Writing in the journal Academic Emergency Medicine, lead author Dr. Carlos A. Camargo of Massachusetts General Hospital estimates that it would take until 2019 to find enough fully-trained, board-certified emergency physicians to work in the 4,828 emergency departments that are open 24 hours a day. And that best-case projection assumes that no current doctors who meet those qualifications die or leave their jobs.
The Institute of Medicine said in 2006 that ERs should ideally be staffed by doctors who had spent their residency training in emergency medicine and had later passed tests to become certified in the specialty. But only about 55 percent of doctors working in ERs meet that standard, Camargo and his co-authors write.
Does any other field have such a low percentage of physicians that are not board certified in the field of practice? I know some of this has to do with the recent certification process, but that is pushing nearly 20 years now, and grandfathering options were available for those who were practicing before that. What makes this worse, these calculations were done under the rosiest of scenarios where the doctors do not burn out and leave the field… good luck with that.

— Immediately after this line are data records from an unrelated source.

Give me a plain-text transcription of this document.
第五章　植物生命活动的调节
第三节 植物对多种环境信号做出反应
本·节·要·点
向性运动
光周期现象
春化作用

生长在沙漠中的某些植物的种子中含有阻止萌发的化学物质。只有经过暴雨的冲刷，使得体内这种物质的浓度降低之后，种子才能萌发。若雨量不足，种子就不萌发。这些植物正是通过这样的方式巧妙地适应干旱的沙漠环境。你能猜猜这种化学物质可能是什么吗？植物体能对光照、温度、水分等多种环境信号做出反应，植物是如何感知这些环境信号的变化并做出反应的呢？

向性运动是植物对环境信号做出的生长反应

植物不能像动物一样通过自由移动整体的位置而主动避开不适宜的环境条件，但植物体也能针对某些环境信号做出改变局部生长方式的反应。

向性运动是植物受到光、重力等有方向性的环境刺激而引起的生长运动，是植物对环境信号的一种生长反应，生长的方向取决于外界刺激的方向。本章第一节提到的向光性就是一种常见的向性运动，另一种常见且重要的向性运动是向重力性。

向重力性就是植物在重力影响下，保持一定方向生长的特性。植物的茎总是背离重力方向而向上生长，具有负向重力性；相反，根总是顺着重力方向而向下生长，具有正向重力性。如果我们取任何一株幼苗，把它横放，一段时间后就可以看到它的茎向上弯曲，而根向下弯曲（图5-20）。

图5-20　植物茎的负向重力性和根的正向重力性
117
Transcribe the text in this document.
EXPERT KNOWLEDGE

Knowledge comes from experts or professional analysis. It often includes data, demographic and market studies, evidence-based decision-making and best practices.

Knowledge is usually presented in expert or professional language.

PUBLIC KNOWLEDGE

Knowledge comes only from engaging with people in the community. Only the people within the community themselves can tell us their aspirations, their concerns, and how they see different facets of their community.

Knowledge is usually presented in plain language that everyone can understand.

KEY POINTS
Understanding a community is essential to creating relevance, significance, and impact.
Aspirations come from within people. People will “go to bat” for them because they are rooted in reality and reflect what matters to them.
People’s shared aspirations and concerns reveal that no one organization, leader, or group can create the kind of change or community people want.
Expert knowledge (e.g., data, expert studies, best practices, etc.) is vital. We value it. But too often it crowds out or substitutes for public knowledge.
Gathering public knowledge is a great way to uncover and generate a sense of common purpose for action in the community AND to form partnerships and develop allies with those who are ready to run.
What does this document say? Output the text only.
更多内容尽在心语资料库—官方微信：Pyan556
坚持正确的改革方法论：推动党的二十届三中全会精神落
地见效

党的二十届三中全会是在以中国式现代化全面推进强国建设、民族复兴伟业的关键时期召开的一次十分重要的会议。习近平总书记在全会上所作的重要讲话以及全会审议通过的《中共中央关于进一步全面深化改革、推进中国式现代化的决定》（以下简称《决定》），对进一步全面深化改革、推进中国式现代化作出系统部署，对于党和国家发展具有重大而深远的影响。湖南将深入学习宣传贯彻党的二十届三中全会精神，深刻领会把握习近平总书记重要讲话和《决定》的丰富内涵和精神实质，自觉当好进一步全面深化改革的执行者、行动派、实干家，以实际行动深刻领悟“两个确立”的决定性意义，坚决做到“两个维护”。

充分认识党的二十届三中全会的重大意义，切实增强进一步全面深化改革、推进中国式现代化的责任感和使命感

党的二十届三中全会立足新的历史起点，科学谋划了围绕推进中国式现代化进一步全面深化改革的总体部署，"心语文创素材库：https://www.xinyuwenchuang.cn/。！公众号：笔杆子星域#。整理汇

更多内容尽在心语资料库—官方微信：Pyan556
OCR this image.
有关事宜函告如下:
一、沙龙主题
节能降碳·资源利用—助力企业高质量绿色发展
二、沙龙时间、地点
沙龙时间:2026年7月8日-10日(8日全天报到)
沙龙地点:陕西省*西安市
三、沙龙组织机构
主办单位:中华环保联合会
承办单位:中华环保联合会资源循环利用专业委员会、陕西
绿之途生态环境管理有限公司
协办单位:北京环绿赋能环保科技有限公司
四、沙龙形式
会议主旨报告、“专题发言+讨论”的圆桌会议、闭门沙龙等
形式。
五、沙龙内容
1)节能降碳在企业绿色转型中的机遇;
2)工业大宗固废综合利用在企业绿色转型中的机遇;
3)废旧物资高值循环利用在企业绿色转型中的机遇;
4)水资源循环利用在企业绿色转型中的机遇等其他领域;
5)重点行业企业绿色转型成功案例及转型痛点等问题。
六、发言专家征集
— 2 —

I’m not sure there is an easy solution to this problem. I don’t think anyone is (or shoud be) suggesting we lower the standard of being qualified as an emergency medicine specialist. There are already over 1000 residents trained a year, and at some point you run out of quality facilities to train residents (getting the right amount of volume with broad, well-rounded training isn’t possible just anywhere). Decreasing the meteoric rise in ER visits in the past decade will also help a whole lot.